Journal
Douban Book Rating Scraper Script in Python
2011·07·15 #Works
Machine-translated from Chinese. · Read original
This script is used to crawl book rating information based on the ISBN number of a book. data.csv is a list file containing the ISBN numbers of books, with each line representing the ISBN number of a book.
This version only uses a single thread to crawl and can only read data from a CSV file. Since it was requested by a friend and the data volume is not large, I will improve it gradually if needed in the future.
The entire Python script is simple, mainly using BeautifulSoup for HTML content extraction.
P.S. I have several interesting projects in hand recently, hoping to complete them soon :)
import urllib,urllib2
import re
import BeautifulSoup
def isbn_2_score(isbn):
url = 'http://www.douban.com/subject_search?search_text='
try:
response = urllib2.urlopen(url+isbn)
except Exception,e:
return 0.0
doc = response.read()
soup = BeautifulSoup.BeautifulSoup(''.join(doc))
try:
book_info = soup.find("a",{"class":"nbg"})
except Exception,e:
return 0.0
if isinstance(book_info,BeautifulSoup.Tag):
url_book_info = book_info['href']
try:
response = urllib2.urlopen(url_book_info)
except Exception,e:
return 0.0
book_page = response.read()
soup = BeautifulSoup.BeautifulSoup(''.join(book_page))
score_info = soup.find('strong','ll rating_num')
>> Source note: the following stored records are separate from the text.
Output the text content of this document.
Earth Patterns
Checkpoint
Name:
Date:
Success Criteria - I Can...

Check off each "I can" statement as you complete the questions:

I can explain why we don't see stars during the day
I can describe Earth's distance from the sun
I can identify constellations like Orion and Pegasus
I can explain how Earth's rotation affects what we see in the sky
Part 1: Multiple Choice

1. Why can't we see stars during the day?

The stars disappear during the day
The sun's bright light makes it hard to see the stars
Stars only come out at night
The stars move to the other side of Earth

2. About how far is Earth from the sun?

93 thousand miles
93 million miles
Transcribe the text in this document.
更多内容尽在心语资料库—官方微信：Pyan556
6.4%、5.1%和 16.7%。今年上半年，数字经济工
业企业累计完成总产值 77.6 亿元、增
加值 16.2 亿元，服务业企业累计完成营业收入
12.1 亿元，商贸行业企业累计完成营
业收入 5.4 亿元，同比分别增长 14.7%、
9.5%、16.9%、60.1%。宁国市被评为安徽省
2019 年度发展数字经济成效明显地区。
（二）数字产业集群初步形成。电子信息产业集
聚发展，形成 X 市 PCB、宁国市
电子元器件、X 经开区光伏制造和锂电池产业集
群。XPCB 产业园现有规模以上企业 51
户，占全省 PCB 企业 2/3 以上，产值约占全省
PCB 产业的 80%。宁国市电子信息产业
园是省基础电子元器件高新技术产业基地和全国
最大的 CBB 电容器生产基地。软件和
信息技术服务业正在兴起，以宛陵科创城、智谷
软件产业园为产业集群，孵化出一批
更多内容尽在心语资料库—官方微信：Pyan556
if isinstance(book_info,BeautifulSoup.Tag):
score = score_info.string
return score
return 0.0
return 0.0
def read_file(file_name):
file_handler = open(file_name,'r')
return file_handler
def return_isbn(file_handler):
isbn = file_handler.readline()
return isbn
if __name__ == '__main__':
data = read_file('data.csv')
f = open('dump','w')
k = return_isbn(data)
while k is not None and k != '':
score = isbn_2_score(k)
result = k[0:-1]+":"+str(score)+"\n"
print result
f.write(result)
k=return_isbn(data)
f.close()
项目地址:https://github.com/quake0day/douban_crawler
还没有人留言,在下面说两句吧。